While Taylor Swift’s gorgeous looking revenge-fest music video to “Look What You Made Me Do” continues to break streaming records across the Internet, I’d like to shine a light on some of the lesser-known music videos that have stood out over the last few months that don’t demand the eye watering budget of a Swifty vid.
Jain - “Dynabeat”
The production team Spookland have made the last few music videos for 25-year-old French Solo Artist Jain, and each one has been equally as marvelous as the last.

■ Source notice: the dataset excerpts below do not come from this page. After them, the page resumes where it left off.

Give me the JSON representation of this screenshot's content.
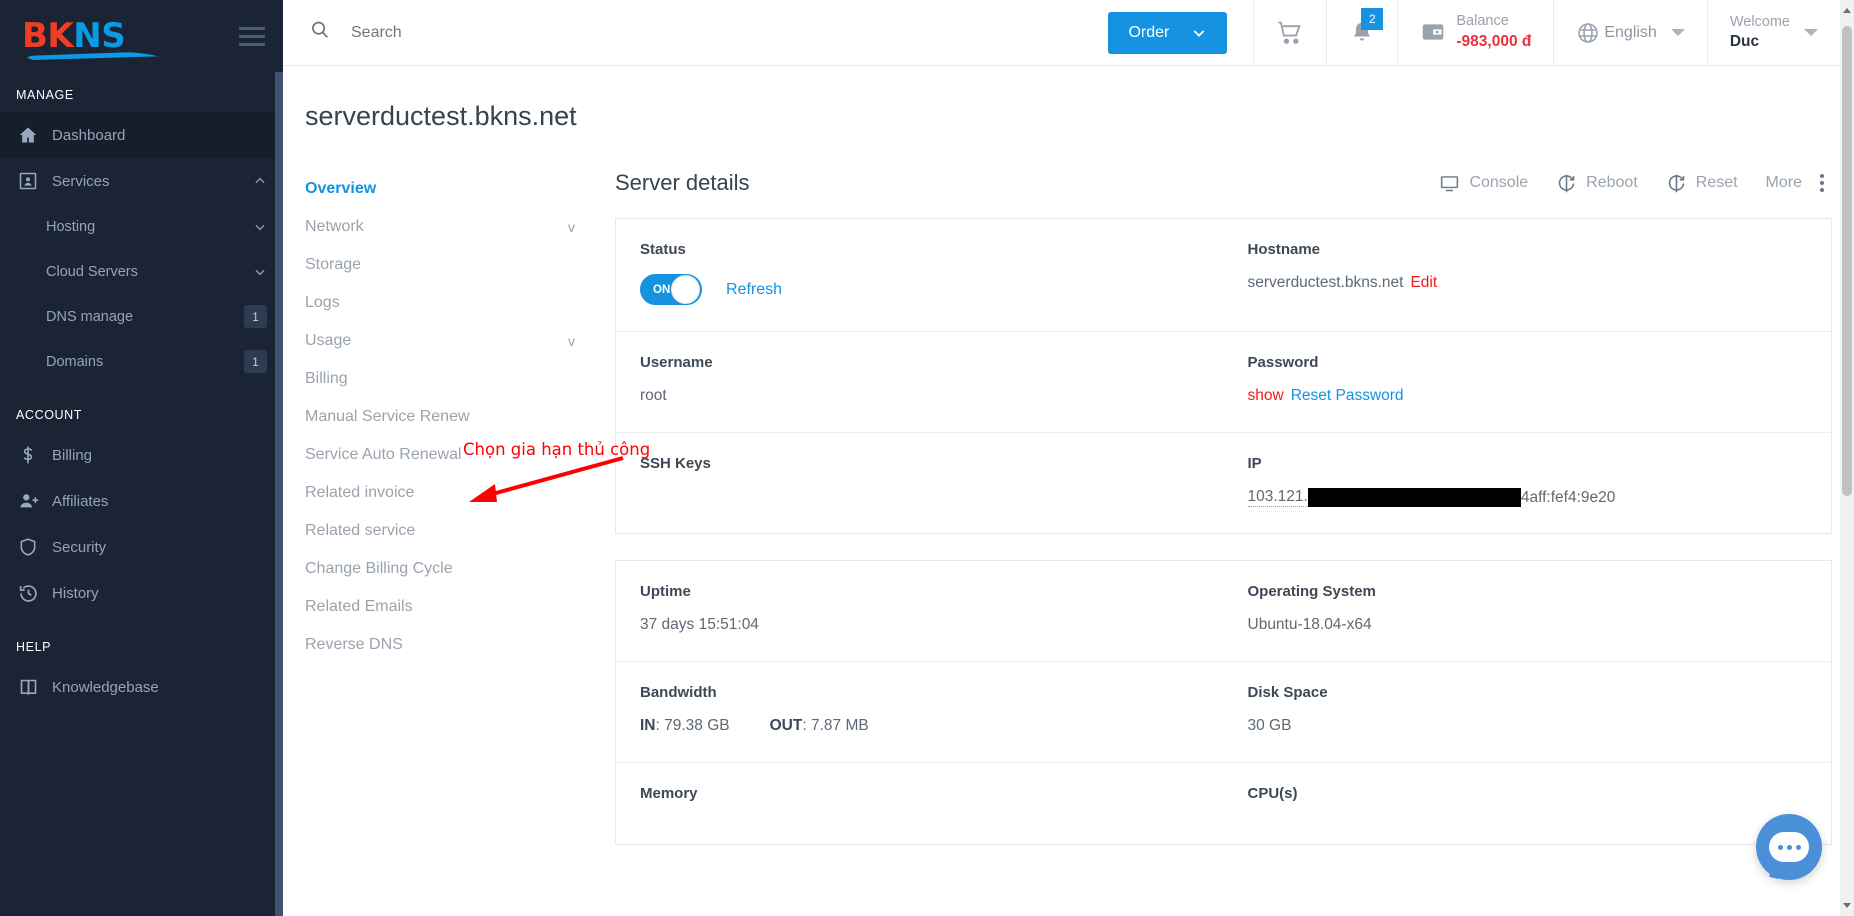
{
  "brand": {
    "logo_part1": "BK",
    "logo_part2": "NS"
  },
  "sidebar": {
    "section_manage": "MANAGE",
    "section_account": "ACCOUNT",
    "section_help": "HELP",
    "manage_items": [
      {
        "label": "Dashboard",
        "icon": "home-icon",
        "badge": "",
        "chevron": ""
      },
      {
        "label": "Services",
        "icon": "services-icon",
        "badge": "",
        "chevron": "up"
      },
      {
        "label": "Hosting",
        "icon": "",
        "badge": "",
        "chevron": "down"
      },
      {
        "label": "Cloud Servers",
        "icon": "",
        "badge": "",
        "chevron": "down"
      },
      {
        "label": "DNS manage",
        "icon": "",
        "badge": "1",
        "chevron": ""
      },
      {
        "label": "Domains",
        "icon": "",
        "badge": "1",
        "chevron": ""
      }
    ],
    "account_items": [
      {
        "label": "Billing",
        "icon": "dollar-icon"
      },
      {
        "label": "Affiliates",
        "icon": "user-plus-icon"
      },
      {
        "label": "Security",
        "icon": "shield-icon"
      },
      {
        "label": "History",
        "icon": "history-icon"
      }
    ],
    "help_items": [
      {
        "label": "Knowledgebase",
        "icon": "book-icon"
      }
    ]
  },
  "topbar": {
    "search_placeholder": "Search",
    "search_value": "",
    "order_label": "Order",
    "notification_count": "2",
    "balance_label": "Balance",
    "balance_amount": "-983,000 đ",
    "language": "English",
    "welcome_label": "Welcome",
    "user_name": "Duc"
  },
  "page": {
    "title": "serverductest.bkns.net"
  },
  "leftnav": {
    "items": [
      {
        "label": "Overview",
        "chevron": "",
        "active": true
      },
      {
        "label": "Network",
        "chevron": "v",
        "active": false
      },
      {
        "label": "Storage",
        "chevron": "",
        "active": false
      },
      {
        "label": "Logs",
        "chevron": "",
        "active": false
      },
      {
        "label": "Usage",
        "chevron": "v",
        "active": false
      },
      {
        "label": "Billing",
        "chevron": "",
        "active": false
      },
      {
        "label": "Manual Service Renew",
        "chevron": "",
        "active": false
      },
      {
        "label": "Service Auto Renewal",
        "chevron": "",
        "active": false
      },
      {
        "label": "Related invoice",
        "chevron": "",
        "active": false
      },
      {
        "label": "Related service",
        "chevron": "",
        "active": false
      },
      {
        "label": "Change Billing Cycle",
        "chevron": "",
        "active": false
      },
      {
        "label": "Related Emails",
        "chevron": "",
        "active": false
      },
      {
        "label": "Reverse DNS",
        "chevron": "",
        "active": false
      }
    ]
  },
  "details": {
    "title": "Server details",
    "actions": [
      {
        "label": "Console",
        "icon": "monitor-icon"
      },
      {
        "label": "Reboot",
        "icon": "refresh-icon"
      },
      {
        "label": "Reset",
        "icon": "refresh-icon"
      },
      {
        "label": "More",
        "icon": ""
      }
    ],
    "fields": {
      "status_label": "Status",
      "status_toggle": "ON",
      "refresh_link": "Refresh",
      "hostname_label": "Hostname",
      "hostname_value": "serverductest.bkns.net",
      "hostname_edit": "Edit",
      "username_label": "Username",
      "username_value": "root",
      "password_label": "Password",
      "password_show": "show",
      "password_reset": "Reset Password",
      "sshkeys_label": "SSH Keys",
      "sshkeys_value": "",
      "ip_label": "IP",
      "ip_prefix": "103.121.",
      "ip_suffix": "4aff:fef4:9e20",
      "uptime_label": "Uptime",
      "uptime_value": "37 days 15:51:04",
      "os_label": "Operating System",
      "os_value": "Ubuntu-18.04-x64",
      "bandwidth_label": "Bandwidth",
      "bandwidth_in_key": "IN",
      "bandwidth_in_value": "79.38 GB",
      "bandwidth_out_key": "OUT",
      "bandwidth_out_value": "7.87 MB",
      "disk_label": "Disk Space",
      "disk_value": "30 GB",
      "memory_label": "Memory",
      "cpu_label": "CPU(s)"
    }
  },
  "annotation": {
    "text": "Chọn gia hạn thủ công",
    "color": "#ff0000"
  },
  "colors": {
    "accent": "#1593e0",
    "sidebar_bg": "#1b2434",
    "danger": "#e8313a",
    "annotation": "#ff0000"
  }
}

Their distinctive style of dance, graphic art, and strong visual concepts are prevalent in Jain’s latest release, “Dynabeat.”

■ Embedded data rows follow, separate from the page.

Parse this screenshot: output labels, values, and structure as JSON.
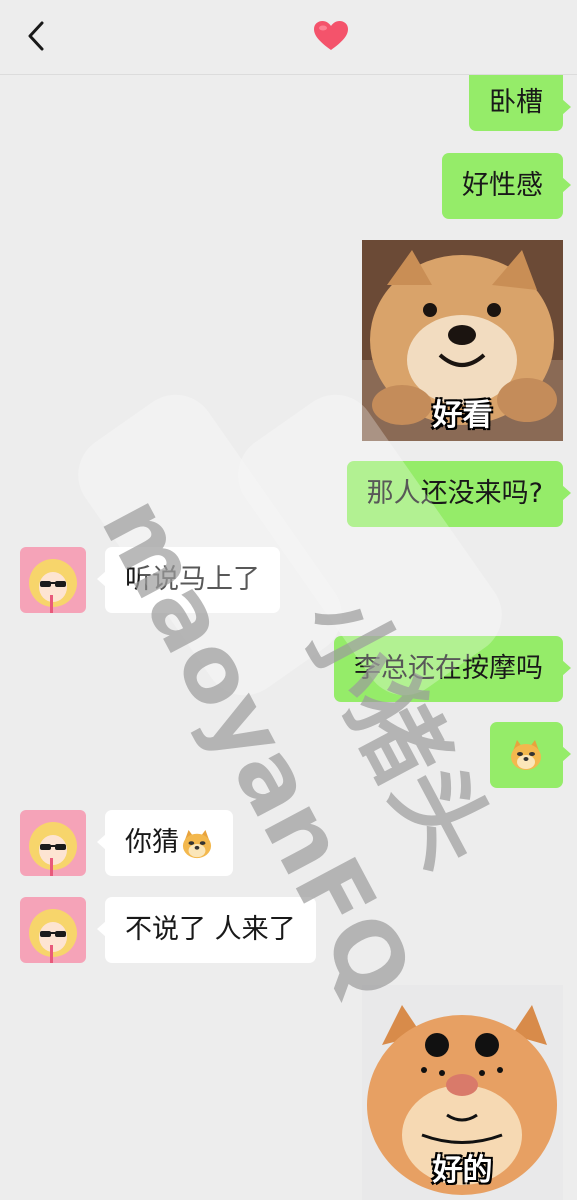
{
  "header": {
    "back_icon": "chevron-left-icon",
    "title_icon": "red-heart-icon",
    "accent": "#f4536b"
  },
  "colors": {
    "background": "#ededed",
    "my_bubble": "#95ec69",
    "their_bubble": "#ffffff"
  },
  "messages": [
    {
      "sender": "me",
      "text": "卧槽"
    },
    {
      "sender": "me",
      "text": "好性感"
    },
    {
      "sender": "me",
      "type": "sticker",
      "icon": "shiba-dog-sticker",
      "caption": "好看"
    },
    {
      "sender": "me",
      "text": "那人还没来吗?"
    },
    {
      "sender": "other",
      "text": "听说马上了"
    },
    {
      "sender": "me",
      "text": "李总还在按摩吗"
    },
    {
      "sender": "me",
      "type": "emoji",
      "icon": "doge-emoji"
    },
    {
      "sender": "other",
      "text": "你猜",
      "emoji": "doge-emoji"
    },
    {
      "sender": "other",
      "text": "不说了 人来了"
    },
    {
      "sender": "me",
      "type": "sticker",
      "icon": "cat-face-sticker",
      "caption": "好的"
    }
  ],
  "watermark": {
    "line1": "小猪头",
    "line2": "maoyanFQ"
  }
}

Sundara Karma - “Happy Family”
Sometimes, the simplest ideas are the best when it comes to music video production, and the Prettybird production team behind Sundara Karma’s “Happy Family” have absolutely nailed it when it comes to creating a beautiful piece of art to compliment the song. It’s a nostalgic, “Home Alone”-type story in the modern day. For aspiring music video directors, much can be learned from deconstructing this simple narrative, as well as analyzing the lighting, and the gorgeous color grade.
Nothing But Thieves - “Sorry”
Apocalyptic music videos are all the rage it seems right now, but this is the best one for some time, and props to Director Thomas James for bringing it to fruition. The performance of Nothing But Thieves' Lead Singer Conor Mason walking aimlessly through the carnage is complemented by dozens of beautiful small sequences of “poetic human honesty” as the director describes it. It’s definitely worth a watch.
HAIM - “Want You Back”
I adore execution of extremely simple ideas in music videos. Case in point, HAIM’s “Want You Back.” The three sisters walk down a closed L.A. street at sunrise performing the track. It’s wonderfully choreographed to bring out their personalities and all done in a single take. The preparation and planning for long single takes like this should not be underestimated. Kudos to Park Pictures for making something you can’t stop watching but you’re not sure why.
The Killers - “The Man”
This is a literal representation of the self-centered message Brandon Flowers sings about in “The Man” by the Killers. As a music video director myself, I often get these literal requests by clients rather than going down the abstract route. What I love about director Tim Mattia’s representation of the song is his characteristic use of color and shadow. Just check out some of his other work to see what I mean. It’s a superlative combination of a great performance by Flowers, wonderful lighting, silky anamorphic camera operation, and slick editing.